= National Resistance Front of São Tomé and Príncipe =

Political party in São Tomé and Príncipe

The National Resistance Front of São Tomé and Príncipe (FRNSTP) was a political party founded in 1981 by São Toméan exiles who opposed the socialist policies of the single party Movement for the Liberation of São Tomé and Príncipe (MLSTP) government, and sought its overthrow.

Based in Gabon under the leadership of Carlos da Graça, the movement was expelled from the country in 1986 as relations between Gabon and São Tomé improved. Carlos da Graça ceased to be a member and remained in Gabon, before returning to São Tomé and becoming foreign minister. The major part of the FRNSTP moved to Lisbon, Portugal, formed a coalition with the Independent Democratic Union of São Tomé and Príncipe (UDISTP), and agreed to seek political changes by non-violent means.
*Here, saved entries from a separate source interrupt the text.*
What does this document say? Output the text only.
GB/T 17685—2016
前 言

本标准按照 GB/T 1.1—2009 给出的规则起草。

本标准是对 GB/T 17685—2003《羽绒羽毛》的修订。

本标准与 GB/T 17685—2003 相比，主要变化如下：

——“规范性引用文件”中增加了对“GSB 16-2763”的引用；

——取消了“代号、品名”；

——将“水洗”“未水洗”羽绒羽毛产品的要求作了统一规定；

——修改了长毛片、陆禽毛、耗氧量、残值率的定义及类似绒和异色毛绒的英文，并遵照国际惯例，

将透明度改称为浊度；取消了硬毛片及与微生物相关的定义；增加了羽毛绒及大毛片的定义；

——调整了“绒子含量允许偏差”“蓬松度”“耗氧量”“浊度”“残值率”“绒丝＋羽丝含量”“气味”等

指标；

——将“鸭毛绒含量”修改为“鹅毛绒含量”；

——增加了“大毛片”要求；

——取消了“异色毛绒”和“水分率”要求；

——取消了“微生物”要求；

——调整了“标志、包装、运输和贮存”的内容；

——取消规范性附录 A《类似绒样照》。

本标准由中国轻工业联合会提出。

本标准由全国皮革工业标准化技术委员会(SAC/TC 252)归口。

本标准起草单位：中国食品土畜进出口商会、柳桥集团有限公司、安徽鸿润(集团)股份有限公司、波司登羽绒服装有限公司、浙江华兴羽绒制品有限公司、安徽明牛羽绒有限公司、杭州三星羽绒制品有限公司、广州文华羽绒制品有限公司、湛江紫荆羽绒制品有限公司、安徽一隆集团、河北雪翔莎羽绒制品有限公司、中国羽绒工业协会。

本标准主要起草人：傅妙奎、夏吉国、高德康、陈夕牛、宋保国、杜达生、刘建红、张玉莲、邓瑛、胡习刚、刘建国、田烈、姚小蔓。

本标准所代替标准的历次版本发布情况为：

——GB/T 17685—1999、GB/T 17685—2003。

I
A small faction of the FRNSTP, led by Monso dos Santos, refused to give up the idea of armed struggle as a means of overthrowing the São Tomé government and moved to Cameroon, taking the name of National Resistance Front of São Tomé and Príncipe-Renewal (FRNSTP-R) in 1986. They refused to give up the idea of armed struggle as a means of overthrowing the São Toméan government. The FRNSTP-R was based Kribi, Cameroon under the leadership of Monso dos Santos.

A failed invasion to overthrow the government in 1988 led to the capture and sentencing of the organisation's membership. In 1990, members of the FRNSTP-R were pardoned and founded the Christian Democratic Front.